Last year in Britain, 2,649 monkeys – marmosets, tamarins and macaques – were used in scientific procedures regulated by the Home Office.
Research of this nature is always said to be justified on the grounds that it is essential, indeed unavoidable in the interests of medical progress. Now, however, a review of research has concluded that 9% of primate experiments between 1997 and 2006 produced “no clear scientific, medical or social benefit”. In addition:
- Much primate research had a high welfare impact on the animals
- Alternatives to using primates were not always sufficiently explored
- Benefits of primate research were not always commensurate with welfare costs
- Evidence was not always available of actual medical benefit stemming from primate research, such as changes in clinical practice or new treatments
- In some cases, previous work was repeated, or confirmed earlier results from human studies
- Some primate research was never written up for dissemination
But 9% of the grants reviewed were found lacking and did not adequately justify experimenting on primates. For instance, a neurophysiology project that analysed 200 cells each from two animals was not enough to reach a strong conclusion, according to Professor Bateson. Studies using primates to study vision were generally fundamental in nature, meaning the actual and potential medical impacts of most of these studies were low.
The review panel was led by Professor Sir Patrick Bateson, and funded by the Biotechnology and Biological Sciences Research Council (BBSRC), Medical Research Council (MRC) and the Wellcome Trust. It was based on detailed questionnaires mailed to 72 grant-holders involved in primate research over the ten-year period, of which 67 were returned. They also examined, grant by grant, the justification, conduct and outcomes of the research. In most cases, they concluded that the research met acceptable standards, turning to primates only when justified by the potential for medical or scientific gains.
Given, however, that the review was carried out by scientists who broadly accept animal testing, commissioned by biomedical research funders and based largely on questionnaires returned by researchers, some its conclusions are damning.
As our colleagues in the BUAV have commented:
“What this debate really needs is a truly critical assessment of primate research, to determine to what degree primate data essentially contributes to medical progress, and how predictive of the human situation any given primate study may be. Only then can a value be assigned to it.”

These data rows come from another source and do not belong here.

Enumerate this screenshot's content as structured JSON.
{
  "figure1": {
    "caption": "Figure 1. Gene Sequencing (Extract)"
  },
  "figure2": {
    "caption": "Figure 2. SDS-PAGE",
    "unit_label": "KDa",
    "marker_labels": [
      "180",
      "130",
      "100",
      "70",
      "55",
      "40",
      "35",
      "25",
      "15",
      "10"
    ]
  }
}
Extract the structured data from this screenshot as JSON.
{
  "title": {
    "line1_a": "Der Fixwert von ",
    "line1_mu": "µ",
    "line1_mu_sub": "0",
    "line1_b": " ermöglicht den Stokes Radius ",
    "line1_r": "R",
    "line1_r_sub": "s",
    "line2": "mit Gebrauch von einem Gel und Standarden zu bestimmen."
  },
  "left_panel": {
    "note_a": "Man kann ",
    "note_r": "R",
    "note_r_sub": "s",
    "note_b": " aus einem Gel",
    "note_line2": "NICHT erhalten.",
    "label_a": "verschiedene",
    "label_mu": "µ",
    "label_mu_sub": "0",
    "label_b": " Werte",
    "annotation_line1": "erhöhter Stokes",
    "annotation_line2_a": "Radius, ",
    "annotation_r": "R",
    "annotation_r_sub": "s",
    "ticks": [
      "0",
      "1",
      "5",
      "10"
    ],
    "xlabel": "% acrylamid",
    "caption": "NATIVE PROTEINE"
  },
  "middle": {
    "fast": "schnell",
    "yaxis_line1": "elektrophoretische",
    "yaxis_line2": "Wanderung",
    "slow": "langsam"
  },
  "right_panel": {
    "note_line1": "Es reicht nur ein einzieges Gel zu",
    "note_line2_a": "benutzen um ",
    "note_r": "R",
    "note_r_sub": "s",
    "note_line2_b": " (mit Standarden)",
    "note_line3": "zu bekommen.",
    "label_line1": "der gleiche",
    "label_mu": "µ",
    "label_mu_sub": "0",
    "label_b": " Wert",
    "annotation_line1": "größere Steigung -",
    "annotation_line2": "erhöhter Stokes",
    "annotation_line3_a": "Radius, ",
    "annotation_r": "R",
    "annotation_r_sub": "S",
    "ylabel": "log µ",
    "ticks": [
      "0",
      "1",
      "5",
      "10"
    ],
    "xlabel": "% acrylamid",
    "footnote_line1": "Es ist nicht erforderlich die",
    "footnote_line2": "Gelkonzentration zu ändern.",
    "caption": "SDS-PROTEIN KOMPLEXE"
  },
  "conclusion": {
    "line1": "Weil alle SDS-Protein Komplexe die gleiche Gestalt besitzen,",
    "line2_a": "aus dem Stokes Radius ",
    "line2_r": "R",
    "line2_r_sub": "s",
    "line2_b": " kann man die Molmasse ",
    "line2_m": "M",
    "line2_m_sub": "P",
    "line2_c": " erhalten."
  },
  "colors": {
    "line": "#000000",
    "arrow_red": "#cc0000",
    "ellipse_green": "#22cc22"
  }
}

And RSPCA senior scientist Maggy Jennings said: “It’s deeply worrying that it’s taken so many years for this report to emerge and now it’s here it makes recommendations for good practice that people will have assumed would already be happening.
“We agree with Bateson that for too long people have been happy to overstate the importance of experiments using non-human primates in the absence of the evidence to back up their emphatic claims.”
Indeed. And as the UK considers how to transpose the new European directive on the protection of animals used in experiments, it is essential that we press home the need to reduce and replace the use of primates in UK laboratories. That will be one of the key points in our response to the Home Office consultation on transposition.